Chapter six describes the military in the traditional liberal American political context in four sections: liberalism and the Constitution as historical constants of American civil-military relations, the prevalence of liberalism in the U.S., the liberal approach to military affairs, and the military hero in liberal politics. He details how "the American liberal approach to military affairs was hostile, static and dominant; the conservative approach of the Federalists and the South sympathetic, constructive and thwarted." The elements of American liberalism which influenced international relations "were (1) its indifference to international affairs, (2) its application of domestic solutions to international affairs, and (3) its search for objectivity in international affairs." He also states that "the United States, by virtue of its noninvolvement in the balance of power was able to pursue foreign policy objectives defined in terms of universal ideals rather than in terms of national interests." He discusses the "hostile image of the military profession" and "liberal military policy". He argues that the non-professional military hero was traditionally welcomed in liberal America while the professional military hero was generally not successful politically.
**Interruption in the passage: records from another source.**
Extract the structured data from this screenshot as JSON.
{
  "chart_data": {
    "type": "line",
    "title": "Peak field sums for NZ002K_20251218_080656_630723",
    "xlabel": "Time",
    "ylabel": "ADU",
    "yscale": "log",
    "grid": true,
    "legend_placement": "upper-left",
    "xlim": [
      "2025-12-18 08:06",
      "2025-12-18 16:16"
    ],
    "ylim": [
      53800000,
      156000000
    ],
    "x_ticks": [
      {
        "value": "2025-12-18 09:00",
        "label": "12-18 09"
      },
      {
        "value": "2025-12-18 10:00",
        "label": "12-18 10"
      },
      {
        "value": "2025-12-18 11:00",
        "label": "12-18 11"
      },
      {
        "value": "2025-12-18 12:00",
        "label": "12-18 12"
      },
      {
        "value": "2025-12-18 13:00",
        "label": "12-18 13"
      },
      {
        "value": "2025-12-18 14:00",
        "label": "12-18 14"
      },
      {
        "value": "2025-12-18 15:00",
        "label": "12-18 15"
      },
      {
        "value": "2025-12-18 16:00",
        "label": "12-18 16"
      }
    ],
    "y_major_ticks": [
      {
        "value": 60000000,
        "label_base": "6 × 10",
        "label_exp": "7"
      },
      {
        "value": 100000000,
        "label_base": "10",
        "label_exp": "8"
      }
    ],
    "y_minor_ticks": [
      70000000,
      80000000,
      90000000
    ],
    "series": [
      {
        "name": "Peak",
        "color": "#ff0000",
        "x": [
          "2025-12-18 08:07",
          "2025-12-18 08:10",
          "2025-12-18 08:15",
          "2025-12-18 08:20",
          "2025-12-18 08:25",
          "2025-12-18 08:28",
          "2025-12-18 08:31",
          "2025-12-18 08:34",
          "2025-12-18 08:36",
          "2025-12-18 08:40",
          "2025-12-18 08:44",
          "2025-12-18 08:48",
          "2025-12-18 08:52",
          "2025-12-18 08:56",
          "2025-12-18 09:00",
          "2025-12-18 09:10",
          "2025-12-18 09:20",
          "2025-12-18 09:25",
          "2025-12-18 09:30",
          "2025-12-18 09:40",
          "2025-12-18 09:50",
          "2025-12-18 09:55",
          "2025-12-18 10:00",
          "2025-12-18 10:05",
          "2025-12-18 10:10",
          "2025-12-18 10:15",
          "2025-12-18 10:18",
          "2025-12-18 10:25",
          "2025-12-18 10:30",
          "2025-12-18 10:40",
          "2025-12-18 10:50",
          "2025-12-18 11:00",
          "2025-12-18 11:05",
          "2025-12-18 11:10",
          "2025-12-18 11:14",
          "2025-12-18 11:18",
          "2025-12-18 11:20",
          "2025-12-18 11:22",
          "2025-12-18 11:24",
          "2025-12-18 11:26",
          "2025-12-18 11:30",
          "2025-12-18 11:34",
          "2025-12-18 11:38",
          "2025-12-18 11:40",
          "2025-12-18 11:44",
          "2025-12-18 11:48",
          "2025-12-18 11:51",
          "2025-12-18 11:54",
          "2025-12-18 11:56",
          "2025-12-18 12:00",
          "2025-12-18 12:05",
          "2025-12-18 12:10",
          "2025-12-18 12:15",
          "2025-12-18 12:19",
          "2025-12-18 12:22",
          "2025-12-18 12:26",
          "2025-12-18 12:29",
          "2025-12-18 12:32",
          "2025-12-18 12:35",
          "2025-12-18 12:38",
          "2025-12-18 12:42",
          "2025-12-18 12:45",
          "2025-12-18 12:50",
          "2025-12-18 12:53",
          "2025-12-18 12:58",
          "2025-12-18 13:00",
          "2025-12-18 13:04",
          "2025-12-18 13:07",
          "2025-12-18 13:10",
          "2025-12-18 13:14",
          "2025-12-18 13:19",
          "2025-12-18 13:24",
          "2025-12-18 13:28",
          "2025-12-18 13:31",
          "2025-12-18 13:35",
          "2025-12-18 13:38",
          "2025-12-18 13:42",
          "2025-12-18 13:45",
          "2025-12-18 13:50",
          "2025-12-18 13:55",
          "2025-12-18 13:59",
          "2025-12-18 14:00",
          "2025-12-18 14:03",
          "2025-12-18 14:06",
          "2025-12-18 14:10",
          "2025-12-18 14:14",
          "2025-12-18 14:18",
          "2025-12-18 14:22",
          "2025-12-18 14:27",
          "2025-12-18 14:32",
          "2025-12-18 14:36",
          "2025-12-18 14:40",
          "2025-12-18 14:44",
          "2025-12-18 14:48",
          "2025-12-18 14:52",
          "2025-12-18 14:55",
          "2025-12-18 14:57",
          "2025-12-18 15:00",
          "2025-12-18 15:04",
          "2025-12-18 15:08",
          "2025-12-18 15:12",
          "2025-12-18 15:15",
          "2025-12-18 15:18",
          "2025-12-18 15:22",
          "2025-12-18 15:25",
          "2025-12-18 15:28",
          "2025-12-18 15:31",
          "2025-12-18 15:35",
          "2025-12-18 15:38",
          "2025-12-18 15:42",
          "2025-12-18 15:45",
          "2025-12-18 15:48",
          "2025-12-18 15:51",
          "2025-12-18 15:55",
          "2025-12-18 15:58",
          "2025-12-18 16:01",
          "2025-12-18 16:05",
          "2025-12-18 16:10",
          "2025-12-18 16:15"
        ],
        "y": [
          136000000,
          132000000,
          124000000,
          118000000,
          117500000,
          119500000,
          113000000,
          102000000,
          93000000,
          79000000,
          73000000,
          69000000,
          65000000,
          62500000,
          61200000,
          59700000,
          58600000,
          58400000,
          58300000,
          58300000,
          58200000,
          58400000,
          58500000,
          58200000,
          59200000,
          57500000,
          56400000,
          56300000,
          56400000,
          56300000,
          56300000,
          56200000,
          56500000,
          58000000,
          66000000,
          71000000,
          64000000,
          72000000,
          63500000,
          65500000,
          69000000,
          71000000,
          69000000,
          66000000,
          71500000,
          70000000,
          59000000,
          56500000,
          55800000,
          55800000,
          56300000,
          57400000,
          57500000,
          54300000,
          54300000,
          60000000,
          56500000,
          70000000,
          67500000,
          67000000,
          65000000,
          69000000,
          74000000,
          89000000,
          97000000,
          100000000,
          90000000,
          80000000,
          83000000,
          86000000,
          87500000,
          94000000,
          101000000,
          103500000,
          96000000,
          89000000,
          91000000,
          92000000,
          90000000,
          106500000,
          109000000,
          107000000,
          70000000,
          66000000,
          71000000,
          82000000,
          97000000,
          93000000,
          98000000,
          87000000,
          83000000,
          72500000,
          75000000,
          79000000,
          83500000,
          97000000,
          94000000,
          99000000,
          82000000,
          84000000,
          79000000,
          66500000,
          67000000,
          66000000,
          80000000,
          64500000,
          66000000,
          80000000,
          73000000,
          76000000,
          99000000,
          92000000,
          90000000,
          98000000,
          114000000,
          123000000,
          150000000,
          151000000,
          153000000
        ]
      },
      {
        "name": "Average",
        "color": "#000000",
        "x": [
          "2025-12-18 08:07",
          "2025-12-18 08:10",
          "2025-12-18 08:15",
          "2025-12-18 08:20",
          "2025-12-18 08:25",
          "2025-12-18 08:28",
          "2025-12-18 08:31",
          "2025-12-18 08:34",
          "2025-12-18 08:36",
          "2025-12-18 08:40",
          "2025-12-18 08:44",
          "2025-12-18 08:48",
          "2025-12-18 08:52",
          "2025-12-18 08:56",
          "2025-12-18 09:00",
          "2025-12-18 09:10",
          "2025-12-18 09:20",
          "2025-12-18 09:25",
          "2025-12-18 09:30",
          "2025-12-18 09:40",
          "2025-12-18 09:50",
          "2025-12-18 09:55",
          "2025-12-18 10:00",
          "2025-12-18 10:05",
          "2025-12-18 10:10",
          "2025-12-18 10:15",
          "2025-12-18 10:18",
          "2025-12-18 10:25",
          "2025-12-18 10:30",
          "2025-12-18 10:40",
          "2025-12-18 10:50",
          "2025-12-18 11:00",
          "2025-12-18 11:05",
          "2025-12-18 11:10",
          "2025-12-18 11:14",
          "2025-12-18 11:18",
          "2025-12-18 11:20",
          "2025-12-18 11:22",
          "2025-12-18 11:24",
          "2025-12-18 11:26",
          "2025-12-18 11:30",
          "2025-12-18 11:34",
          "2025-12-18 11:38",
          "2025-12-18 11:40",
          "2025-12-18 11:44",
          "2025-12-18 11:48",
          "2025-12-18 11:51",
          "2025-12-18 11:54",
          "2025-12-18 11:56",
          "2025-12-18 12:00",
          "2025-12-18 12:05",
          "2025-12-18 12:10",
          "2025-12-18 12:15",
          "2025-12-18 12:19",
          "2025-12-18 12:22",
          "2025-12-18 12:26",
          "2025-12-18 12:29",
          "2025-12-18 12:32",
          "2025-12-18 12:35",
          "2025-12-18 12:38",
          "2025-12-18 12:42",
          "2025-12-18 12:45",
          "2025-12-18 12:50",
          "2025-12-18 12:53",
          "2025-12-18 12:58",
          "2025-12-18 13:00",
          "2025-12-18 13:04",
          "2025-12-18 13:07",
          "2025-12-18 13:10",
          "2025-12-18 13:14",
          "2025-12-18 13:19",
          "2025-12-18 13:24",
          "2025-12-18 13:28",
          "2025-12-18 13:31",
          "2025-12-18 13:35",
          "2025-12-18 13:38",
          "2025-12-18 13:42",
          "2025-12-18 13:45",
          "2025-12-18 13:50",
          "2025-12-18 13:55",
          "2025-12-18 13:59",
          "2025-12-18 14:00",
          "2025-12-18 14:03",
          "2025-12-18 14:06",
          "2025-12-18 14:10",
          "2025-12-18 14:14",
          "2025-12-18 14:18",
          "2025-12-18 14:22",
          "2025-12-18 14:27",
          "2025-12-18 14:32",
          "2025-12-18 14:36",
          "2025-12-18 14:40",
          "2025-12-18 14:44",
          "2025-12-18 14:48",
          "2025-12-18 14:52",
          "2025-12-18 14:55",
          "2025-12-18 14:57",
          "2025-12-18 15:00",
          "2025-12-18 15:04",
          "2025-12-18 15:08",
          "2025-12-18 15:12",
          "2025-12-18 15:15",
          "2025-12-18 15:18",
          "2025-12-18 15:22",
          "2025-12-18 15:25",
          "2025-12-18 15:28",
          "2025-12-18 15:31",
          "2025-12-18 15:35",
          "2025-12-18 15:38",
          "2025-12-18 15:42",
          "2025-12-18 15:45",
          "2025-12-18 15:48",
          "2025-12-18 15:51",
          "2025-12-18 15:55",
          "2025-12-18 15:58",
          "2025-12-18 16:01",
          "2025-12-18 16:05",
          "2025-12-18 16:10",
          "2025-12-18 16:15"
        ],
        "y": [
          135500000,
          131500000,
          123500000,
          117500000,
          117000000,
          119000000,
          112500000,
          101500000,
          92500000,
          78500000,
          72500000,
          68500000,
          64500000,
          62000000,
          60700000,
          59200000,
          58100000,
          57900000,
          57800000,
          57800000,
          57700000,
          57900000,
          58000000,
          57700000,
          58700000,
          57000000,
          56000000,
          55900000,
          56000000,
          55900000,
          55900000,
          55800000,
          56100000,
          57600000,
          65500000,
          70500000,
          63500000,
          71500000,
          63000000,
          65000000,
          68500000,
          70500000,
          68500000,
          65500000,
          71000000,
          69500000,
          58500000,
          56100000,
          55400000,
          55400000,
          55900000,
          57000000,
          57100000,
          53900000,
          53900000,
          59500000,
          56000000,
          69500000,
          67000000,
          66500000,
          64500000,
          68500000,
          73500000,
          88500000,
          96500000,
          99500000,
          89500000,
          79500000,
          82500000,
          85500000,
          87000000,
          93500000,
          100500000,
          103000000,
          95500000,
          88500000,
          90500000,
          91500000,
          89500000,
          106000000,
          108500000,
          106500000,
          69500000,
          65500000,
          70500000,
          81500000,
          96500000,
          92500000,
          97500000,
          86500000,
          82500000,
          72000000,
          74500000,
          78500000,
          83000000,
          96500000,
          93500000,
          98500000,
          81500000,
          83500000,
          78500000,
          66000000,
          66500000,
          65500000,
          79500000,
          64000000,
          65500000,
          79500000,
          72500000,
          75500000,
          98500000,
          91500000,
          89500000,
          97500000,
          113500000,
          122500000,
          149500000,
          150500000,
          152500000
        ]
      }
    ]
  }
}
Chapter seven explains the structure of civil-military relations provided by the conservative U.S. constitution and civil control of the military.

Chapter eight outlines the American military tradition up to the Civil War.

Chapter nine is "The Creation of the American Military Profession". It outlines the contributions of key individuals and institutions and describes the origins of the American military mind.

Chapter ten covers the period 1890 to 1920, including "Neo-Hamiltonism", Alfred Mahan and Leonard Wood.

Chapter eleven covers interwar civil-military relations and the military ethic of the period.

=== Part III: "The Crisis of American Civil-Military Relations 1940–1955" ===

Chapter twelve covers World War II.

Chapter thirteen outlines civil-military relations in the first decade after World War II.

Chapter fourteen is "The Political Roles of the Joint Chiefs."

Chapter fifteen describes the impact of the separation of powers on civil-military relations during the Cold War.

Chapter sixteen analyzes the Cold War structure of the Defense Department in the context of civil-military relations.

Chapter seventeen discusses the challenges faced by the heightened ongoing defense needs of the Cold War versus the tradition of American liberalism and the move "Towards a New Equilibrium" between the two.